CRAIG BRYAN, Psy.D.
Executive Director, National Center for Veteran Studies, University of Utah
Dr. Craig J. Bryan, Psy.D., ABPP, is a board-certified clinical psychologist in cognitive behavior psychology, and is currently the Executive Director of the National Center for Veteran Studies at The University of Utah. Dr. Bryan received his Psy.D. in clinical psychology in 2006 from Baylor University, and completed his clinical psychology residency at the Wilford Hall Medical Center, Lackland Air Force Base, TX. He was retained as faculty in the Department of Psychology at Wilford Hall Medical Center, where he was Chief of the Primary Care Psychology Service, as well as the Suicide Prevention Program Manager for Lackland AFB. Dr. Bryan deployed to Balad, Iraq in 2009, where he served as the Director of the Traumatic Brain Injury Clinic at the Air Force Theater Hospital.
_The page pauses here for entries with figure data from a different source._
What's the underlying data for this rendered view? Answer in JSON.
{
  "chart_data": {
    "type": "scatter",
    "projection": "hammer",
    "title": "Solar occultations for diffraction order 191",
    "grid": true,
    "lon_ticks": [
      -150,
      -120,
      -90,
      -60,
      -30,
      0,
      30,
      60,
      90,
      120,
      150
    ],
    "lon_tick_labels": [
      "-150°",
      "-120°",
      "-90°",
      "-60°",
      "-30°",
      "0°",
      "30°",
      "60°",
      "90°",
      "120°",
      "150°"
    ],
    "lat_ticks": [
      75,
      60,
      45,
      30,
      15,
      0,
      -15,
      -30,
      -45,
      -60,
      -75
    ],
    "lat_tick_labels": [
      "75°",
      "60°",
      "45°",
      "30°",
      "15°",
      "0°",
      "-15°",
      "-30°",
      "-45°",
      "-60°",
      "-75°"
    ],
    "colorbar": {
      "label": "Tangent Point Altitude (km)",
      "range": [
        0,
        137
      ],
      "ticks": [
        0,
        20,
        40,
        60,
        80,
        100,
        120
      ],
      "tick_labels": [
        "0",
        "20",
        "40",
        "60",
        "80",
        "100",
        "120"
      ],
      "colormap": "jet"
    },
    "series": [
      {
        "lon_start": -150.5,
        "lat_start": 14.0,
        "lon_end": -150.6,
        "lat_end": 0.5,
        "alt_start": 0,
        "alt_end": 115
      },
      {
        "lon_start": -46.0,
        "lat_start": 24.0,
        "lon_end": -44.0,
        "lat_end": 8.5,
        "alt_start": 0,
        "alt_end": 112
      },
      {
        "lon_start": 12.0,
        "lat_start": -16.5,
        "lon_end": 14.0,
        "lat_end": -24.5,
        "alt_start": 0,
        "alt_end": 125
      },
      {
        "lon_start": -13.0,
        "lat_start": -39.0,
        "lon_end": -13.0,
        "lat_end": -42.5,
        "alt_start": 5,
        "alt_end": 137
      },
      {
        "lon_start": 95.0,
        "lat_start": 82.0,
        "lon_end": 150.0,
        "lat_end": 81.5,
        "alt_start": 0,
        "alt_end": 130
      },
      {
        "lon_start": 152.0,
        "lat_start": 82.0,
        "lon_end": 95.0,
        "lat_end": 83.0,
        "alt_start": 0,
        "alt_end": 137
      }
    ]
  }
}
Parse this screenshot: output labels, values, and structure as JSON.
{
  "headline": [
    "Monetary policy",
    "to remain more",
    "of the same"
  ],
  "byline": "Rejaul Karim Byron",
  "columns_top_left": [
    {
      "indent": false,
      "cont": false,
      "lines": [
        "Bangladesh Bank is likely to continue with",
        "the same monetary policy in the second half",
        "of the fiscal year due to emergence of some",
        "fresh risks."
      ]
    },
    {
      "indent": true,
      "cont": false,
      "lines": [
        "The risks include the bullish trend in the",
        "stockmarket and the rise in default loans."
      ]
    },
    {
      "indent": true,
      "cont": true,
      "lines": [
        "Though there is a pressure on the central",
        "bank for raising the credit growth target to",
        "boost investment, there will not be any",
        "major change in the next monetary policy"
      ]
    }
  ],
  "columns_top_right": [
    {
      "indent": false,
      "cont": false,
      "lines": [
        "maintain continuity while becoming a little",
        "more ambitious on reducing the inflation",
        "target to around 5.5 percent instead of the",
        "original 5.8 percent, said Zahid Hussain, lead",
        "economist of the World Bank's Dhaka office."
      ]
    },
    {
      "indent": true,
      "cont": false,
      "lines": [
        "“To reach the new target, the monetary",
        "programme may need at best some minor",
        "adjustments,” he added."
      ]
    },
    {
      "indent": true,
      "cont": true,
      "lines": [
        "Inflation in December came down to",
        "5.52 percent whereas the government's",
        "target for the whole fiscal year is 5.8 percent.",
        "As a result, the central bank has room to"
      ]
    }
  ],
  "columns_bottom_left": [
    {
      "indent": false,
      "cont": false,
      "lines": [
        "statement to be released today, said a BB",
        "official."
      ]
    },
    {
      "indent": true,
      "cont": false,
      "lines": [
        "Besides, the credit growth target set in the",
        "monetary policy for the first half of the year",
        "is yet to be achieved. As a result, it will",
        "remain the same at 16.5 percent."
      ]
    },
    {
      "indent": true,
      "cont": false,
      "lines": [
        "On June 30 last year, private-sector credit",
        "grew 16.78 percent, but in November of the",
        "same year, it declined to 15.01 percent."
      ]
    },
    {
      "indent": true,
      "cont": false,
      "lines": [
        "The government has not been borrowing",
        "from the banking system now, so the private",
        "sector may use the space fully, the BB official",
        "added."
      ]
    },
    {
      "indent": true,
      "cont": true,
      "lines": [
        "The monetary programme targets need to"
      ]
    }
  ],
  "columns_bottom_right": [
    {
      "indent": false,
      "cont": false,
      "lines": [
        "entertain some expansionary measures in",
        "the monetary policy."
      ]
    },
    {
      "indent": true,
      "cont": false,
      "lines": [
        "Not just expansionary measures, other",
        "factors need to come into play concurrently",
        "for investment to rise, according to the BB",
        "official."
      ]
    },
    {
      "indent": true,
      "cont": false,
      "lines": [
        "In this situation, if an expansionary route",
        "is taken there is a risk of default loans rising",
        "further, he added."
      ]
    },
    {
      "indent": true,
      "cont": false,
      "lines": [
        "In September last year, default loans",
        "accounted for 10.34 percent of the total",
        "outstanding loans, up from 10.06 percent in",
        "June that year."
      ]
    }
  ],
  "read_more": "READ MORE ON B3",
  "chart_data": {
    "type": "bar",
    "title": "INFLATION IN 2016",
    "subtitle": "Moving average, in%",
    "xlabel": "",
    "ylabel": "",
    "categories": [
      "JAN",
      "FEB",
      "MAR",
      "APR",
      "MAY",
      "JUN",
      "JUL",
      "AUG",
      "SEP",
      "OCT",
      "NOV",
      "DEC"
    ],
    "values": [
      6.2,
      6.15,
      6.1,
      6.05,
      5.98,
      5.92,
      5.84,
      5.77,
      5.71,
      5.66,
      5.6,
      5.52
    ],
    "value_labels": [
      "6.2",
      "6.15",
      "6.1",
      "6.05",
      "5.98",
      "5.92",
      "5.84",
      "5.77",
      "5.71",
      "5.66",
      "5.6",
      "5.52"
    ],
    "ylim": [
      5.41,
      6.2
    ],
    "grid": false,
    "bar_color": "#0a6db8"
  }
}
Dr. Bryan separated from active duty shortly after his deployment, and currently researches suicidal behaviors and suicide prevention strategies, and psychological health and resiliency. He has been a lead researcher on several treatment studies testing cognitive behavioral treatments for suicidal service members, totaling approximately $5 million, and is the lead risk management consultant for the $25 million STRONG STAR Research Consortium investigating treatments for combat-related PTSD among military personnel.
Dr. Bryan has served on the Board of Directors of the American Association for Suicidology, and is considered a leading national expert on military suicide. He consults with the Department of Defense for psychological health promotion initiatives and suicide prevention, and has briefed Congressional leaders on these topics. He regularly provides training to clinicians and medical professionals about managing suicidal patients, and has authored over 100 scientific publications and book chapters, including the book, Brief Cognitive Behavioral Therapy for Preventing Suicide Attempts: A Guide to Brief Treatments Across Clinical Settings, and the forthcoming book, Handbook of Psychosocial Interventions for Veterans: A Guide for the Non Military Mental Health Clinician.
For his contributions to military suicide prevention, posttraumatic stress disorder, and traumatic brain injury, Dr. Bryan was recognized in 2009 by the Society for Military Psychology with the Arthur W. Melton Award for Early Career Achievement and in 2013 by Psychologists in Public Service with the Peter J. N. Linnerooth National Service Award.